The technical readability of a website is not an IT detail. It is a necessary condition for presence in the AI ecosystem. A site whose content an algorithm cannot parse effectively does not exist for the model generating the response.

RAG: An open-book exam for artificial intelligence

RAG (Retrieval-Augmented Generation) is an architecture in which a language model does not rely exclusively on knowledge memorized during training. Before generating a response, the system first searches an external database - current, reliable, and controlled - and only then formulates the text.

The educational analogy works particularly well here. A traditional exam requires memorizing everything; the test-taker guesses and may be wrong. An open-book exam allows consulting notes: the answer is more precise because it is based on a verified source rather than reconstructed from memory.

For companies using RAG, this translates into a measurable benefit: instead of hoping the model correctly remembered content from a website, it is possible to supply it with current, structured information directly. An up-to-date price list. A current product offering. The active terms of a promotion. The system retrieves the appropriate data and generates a response on that basis - dramatically reducing the space in which a hallucination might appear.

Glossary at a glance: Consciously designing brand visibility

Each of the concepts discussed addresses a different piece of the same problem. LLMs explain why a model may say something untrue - because it operates on probability, not verification. Hallucinations describe the consequence of that mechanism in the context of brand information. Entities indicate how knowledge about a company should be organized so that an algorithm can unambiguously identify and connect it. Parsing determines whether that knowledge is technically accessible at all. RAG presents the architecture that replaces a model's statistical guesswork with current, controlled data.

SoGV closes this chain on the analytics side: it is a measure of whether the actions taken are producing results - whether the brand actually appears in generated responses, in what context, and how frequently.
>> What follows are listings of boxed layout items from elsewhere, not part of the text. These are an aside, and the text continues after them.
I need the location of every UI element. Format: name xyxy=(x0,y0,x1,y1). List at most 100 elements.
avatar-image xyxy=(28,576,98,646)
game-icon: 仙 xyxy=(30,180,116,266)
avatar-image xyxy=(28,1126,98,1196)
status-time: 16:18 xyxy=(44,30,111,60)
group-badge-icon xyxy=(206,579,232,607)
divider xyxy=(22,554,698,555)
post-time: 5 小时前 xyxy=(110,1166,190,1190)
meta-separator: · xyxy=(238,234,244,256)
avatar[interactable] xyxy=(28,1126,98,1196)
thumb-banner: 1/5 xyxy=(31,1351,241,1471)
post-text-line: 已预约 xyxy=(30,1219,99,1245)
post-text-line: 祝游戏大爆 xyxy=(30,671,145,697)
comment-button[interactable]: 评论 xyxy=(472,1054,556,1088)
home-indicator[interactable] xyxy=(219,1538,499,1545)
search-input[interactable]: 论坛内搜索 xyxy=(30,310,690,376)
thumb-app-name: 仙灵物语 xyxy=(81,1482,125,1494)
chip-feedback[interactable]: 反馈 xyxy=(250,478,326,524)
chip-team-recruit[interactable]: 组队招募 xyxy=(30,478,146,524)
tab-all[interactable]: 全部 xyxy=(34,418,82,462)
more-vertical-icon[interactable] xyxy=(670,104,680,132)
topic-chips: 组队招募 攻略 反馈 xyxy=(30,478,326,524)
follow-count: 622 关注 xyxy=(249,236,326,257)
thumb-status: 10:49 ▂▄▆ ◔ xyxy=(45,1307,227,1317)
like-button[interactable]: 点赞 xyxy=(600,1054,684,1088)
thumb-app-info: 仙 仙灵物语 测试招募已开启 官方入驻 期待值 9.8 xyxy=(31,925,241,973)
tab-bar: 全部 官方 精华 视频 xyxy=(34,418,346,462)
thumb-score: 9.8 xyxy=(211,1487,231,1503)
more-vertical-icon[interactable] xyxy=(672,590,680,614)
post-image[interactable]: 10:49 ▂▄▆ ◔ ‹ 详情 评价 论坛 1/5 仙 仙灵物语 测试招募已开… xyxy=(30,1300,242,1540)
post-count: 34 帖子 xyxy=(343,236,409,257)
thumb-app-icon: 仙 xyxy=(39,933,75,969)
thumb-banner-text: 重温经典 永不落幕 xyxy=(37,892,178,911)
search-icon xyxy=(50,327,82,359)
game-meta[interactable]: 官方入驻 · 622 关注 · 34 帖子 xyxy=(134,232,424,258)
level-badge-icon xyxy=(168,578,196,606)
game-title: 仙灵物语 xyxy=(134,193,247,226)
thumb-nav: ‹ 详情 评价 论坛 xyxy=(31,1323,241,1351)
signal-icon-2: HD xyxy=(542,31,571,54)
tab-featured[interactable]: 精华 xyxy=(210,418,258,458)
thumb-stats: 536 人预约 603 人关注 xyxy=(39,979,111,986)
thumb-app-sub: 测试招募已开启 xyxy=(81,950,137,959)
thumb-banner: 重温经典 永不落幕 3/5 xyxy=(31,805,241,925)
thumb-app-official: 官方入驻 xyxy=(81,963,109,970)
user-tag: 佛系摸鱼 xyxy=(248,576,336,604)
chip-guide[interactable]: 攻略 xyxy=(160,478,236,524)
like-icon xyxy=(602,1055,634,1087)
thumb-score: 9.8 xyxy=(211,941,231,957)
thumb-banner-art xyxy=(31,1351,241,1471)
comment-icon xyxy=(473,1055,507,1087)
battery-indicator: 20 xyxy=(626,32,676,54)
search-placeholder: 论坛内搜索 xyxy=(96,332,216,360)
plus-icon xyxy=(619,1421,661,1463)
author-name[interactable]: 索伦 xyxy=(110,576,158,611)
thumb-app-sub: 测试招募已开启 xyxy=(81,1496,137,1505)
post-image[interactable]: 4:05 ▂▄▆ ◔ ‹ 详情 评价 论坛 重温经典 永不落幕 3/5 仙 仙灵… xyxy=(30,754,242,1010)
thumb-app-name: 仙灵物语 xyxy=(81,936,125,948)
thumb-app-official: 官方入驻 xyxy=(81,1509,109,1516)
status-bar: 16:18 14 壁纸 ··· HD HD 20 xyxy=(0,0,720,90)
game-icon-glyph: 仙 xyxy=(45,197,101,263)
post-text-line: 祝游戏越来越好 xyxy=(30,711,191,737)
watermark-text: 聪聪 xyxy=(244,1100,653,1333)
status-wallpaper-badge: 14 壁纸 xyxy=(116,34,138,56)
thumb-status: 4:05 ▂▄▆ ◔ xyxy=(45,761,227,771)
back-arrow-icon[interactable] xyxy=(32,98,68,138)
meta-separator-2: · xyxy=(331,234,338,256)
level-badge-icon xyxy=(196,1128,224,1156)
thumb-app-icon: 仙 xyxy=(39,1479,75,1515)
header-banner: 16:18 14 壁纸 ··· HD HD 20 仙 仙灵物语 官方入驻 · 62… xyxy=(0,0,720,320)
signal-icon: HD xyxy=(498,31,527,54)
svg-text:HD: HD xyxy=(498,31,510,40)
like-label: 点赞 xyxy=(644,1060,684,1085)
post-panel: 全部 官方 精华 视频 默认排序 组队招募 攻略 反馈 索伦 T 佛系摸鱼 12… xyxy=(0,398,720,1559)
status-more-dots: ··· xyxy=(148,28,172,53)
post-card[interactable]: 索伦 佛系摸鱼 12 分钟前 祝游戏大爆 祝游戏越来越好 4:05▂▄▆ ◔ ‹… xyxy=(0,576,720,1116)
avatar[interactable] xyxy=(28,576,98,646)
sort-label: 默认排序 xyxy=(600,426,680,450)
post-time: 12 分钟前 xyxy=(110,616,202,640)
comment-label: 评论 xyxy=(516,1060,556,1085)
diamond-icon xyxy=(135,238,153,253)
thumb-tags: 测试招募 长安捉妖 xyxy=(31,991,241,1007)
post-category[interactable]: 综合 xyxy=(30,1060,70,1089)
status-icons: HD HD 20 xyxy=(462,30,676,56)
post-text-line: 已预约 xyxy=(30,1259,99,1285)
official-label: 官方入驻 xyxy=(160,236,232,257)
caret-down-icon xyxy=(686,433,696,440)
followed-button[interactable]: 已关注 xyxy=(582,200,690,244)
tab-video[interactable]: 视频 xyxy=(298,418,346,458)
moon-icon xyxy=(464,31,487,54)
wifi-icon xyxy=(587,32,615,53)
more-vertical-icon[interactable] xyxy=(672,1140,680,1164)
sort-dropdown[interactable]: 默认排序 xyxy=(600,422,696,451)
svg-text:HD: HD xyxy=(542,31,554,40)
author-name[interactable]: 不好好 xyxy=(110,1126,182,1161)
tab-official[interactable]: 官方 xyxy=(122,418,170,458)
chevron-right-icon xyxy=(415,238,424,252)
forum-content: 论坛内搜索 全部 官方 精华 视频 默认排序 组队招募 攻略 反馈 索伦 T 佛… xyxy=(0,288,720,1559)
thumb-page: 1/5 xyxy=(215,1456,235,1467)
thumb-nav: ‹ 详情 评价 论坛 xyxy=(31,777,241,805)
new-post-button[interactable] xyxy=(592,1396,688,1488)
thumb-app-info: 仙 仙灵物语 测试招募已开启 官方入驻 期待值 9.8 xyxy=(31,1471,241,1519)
For quick reference - all concepts at a glance:

  • LLM (Large Language Models) - AI systems that predict text based on statistical patterns; they do not verify the truthfulness of their responses.

  • Hallucination - information generated by a model that sounds credible but is factually untrue.

  • Entity - a specific, identifiable object (brand, product, company) described by precise attributes and relationships in the digital space.

  • Parsing - the process by which an algorithm reads a website's code; content that is not technically readable does not reach AI models.

  • RAG (Retrieval-Augmented Generation) - an architecture that connects a language model with an external database, reducing hallucinations through access to current sources.

  • SoGV (Share of Generative Voice) - a metric measuring the frequency and context in which a brand appears in AI-generated responses, relative to competitors.

Mastering this terminology is not an end in itself. It is the entry point to consciously designing brand presence in an environment where the first response to a consumer's question is no longer formulated by a search engine, but by an algorithm. Technical content clarity - the structured description of entities, correct parsing, data accessibility for RAG systems - is today the most durable foundation of communicative credibility in the corporate digital ecosystem.